As both Himmler's personal assistant and a member of the Ahnenerbe, Brandt was made responsible for the administration and coordination of medical experiments performed on concentration camp inmates. These included inmates being killed with injections of typhus and phenol, and the medical sterilization of Jews and others considered racially inferior. Brandt was also involved in assembling a collection of Jewish skeletons in order to scientifically prove the racial inferiority of Jews. At the direction of August Hirt, Brandt and Sievers sent Bruno Beger and Hans Fleischhacker to the Auschwitz Birkenau camp to select the Jews to be used in the collection. Beger and Fleischhacker selected 86 Jews from a pool of 115 Auschwitz inmates based on their stereotypical racial characteristics. The 86 selected were quarantined to prevent their anatomical features from being ruined during a typhus outbreak before being sent to the Natzweiler-Struthof camp, where they were killed in the gas chambers. Sievers then submitted a series of reports to Brandt detailing his attempts to preserve and deflesh the corpses.
Towards the end of World War II, Brandt was one of the members of Himmler's entourage who attempted to flee Germany with him to escape the approaching Allied forces. Brandt became separated from the rest of the group and surrendered to British troops on 21 May 1945. He was detained at the 31st Civilian Interrogation Camp and witnessed Himmler being brought in after his arrest two days later shortly before Himmler's suicide.

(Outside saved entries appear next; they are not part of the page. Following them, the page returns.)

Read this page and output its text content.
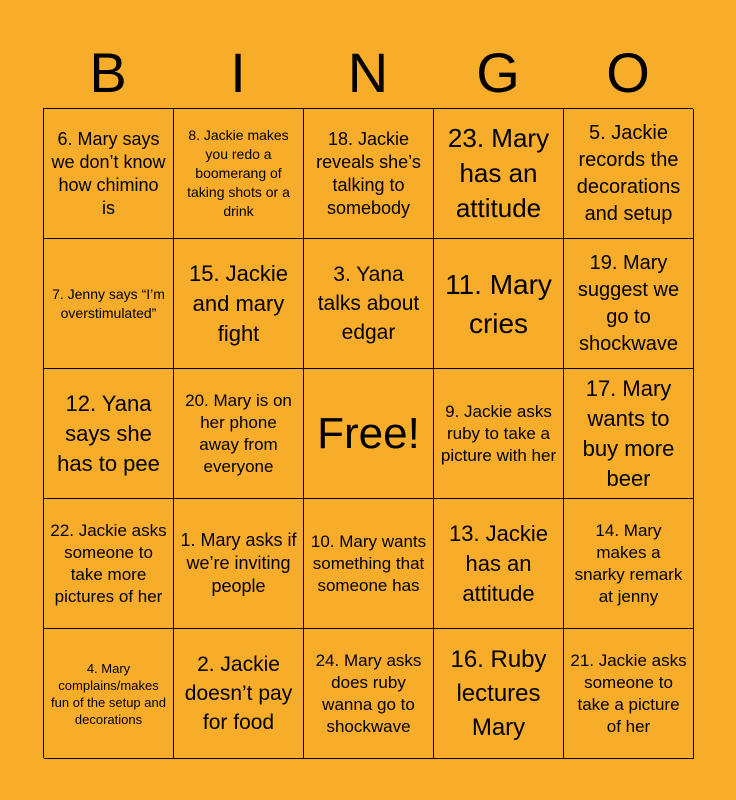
B	I	N	G	O
6. Mary says we don’t know how chimino is
8. Jackie makes you redo a boomerang of taking shots or a drink
18. Jackie reveals she’s talking to somebody
23. Mary has an attitude
5. Jackie records the decorations and setup
7. Jenny says “I’m overstimulated”
15. Jackie and mary fight
3. Yana talks about edgar
11. Mary cries
19. Mary suggest we go to shockwave
12. Yana says she has to pee
20. Mary is on her phone away from everyone
Free!	9. Jackie asks ruby to take a picture with her
17. Mary wants to buy more beer
22. Jackie asks someone to take more pictures of her
1. Mary asks if we’re inviting people
10. Mary wants something that someone has
13. Jackie has an attitude
14. Mary makes a snarky remark at jenny
4. Mary complains/makes fun of the setup and decorations
2. Jackie doesn’t pay for food
24. Mary asks does ruby wanna go to shockwave
16. Ruby lectures Mary
21. Jackie asks someone to take a picture of her
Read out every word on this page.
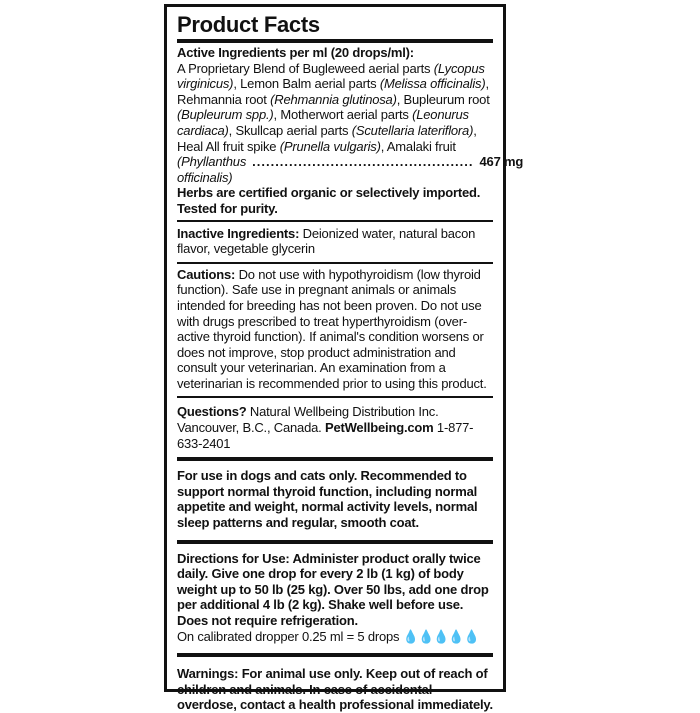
Product Facts
Active Ingredients per ml (20 drops/ml):
A Proprietary Blend of Bugleweed aerial parts (Lycopus virginicus), Lemon Balm aerial parts (Melissa officinalis), Rehmannia root (Rehmannia glutinosa), Bupleurum root (Bupleurum spp.), Motherwort aerial parts (Leonurus cardiaca), Skullcap aerial parts (Scutellaria lateriflora), Heal All fruit spike (Prunella vulgaris), Amalaki fruit
(Phyllanthus officinalis)
................................................ 467 mg
Herbs are certified organic or selectively imported. Tested for purity.
Inactive Ingredients: Deionized water, natural bacon flavor, vegetable glycerin
Cautions: Do not use with hypothyroidism (low thyroid function). Safe use in pregnant animals or animals intended for breeding has not been proven. Do not use with drugs prescribed to treat hyperthyroidism (over-active thyroid function). If animal's condition worsens or does not improve, stop product administration and consult your veterinarian. An examination from a veterinarian is recommended prior to using this product.
Questions? Natural Wellbeing Distribution Inc. Vancouver, B.C., Canada. PetWellbeing.com 1-877-633-2401
For use in dogs and cats only. Recommended to support normal thyroid function, including normal appetite and weight, normal activity levels, normal sleep patterns and regular, smooth coat.
Directions for Use: Administer product orally twice daily. Give one drop for every 2 lb (1 kg) of body weight up to 50 lb (25 kg). Over 50 lbs, add one drop per additional 4 lb (2 kg). Shake well before use. Does not require refrigeration.
On calibrated dropper 0.25 ml = 5 drops 💧💧💧💧💧
Warnings: For animal use only. Keep out of reach of children and animals. In case of accidental overdose, contact a health professional immediately.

Brandt, his former colleague Sievers and 21 other Nazi medical personnel were charged with war crimes, crimes against humanity, conspiracy and membership in a criminal organization at the Doctor's Trial in 1946. Brandt was charged with relation to his involvement in the Jewish skeleton collection and the medical experimentation program. Himmler's massage therapist Felix Kersten, who had used his connections to Himmler to save thousands of Jews from the death camps, testified in Brandt's defence that he had added names to Kersten's lists of people to be saved from the camps. Nevertheless, the court found that Brandt had been involved in the mass murder and medical experimentation of Jews. He, along with the rest of the defendants, was acquitted of conspiracy but convicted on the other counts. Brandt was sentenced to death and executed by hanging on 2 June 1948.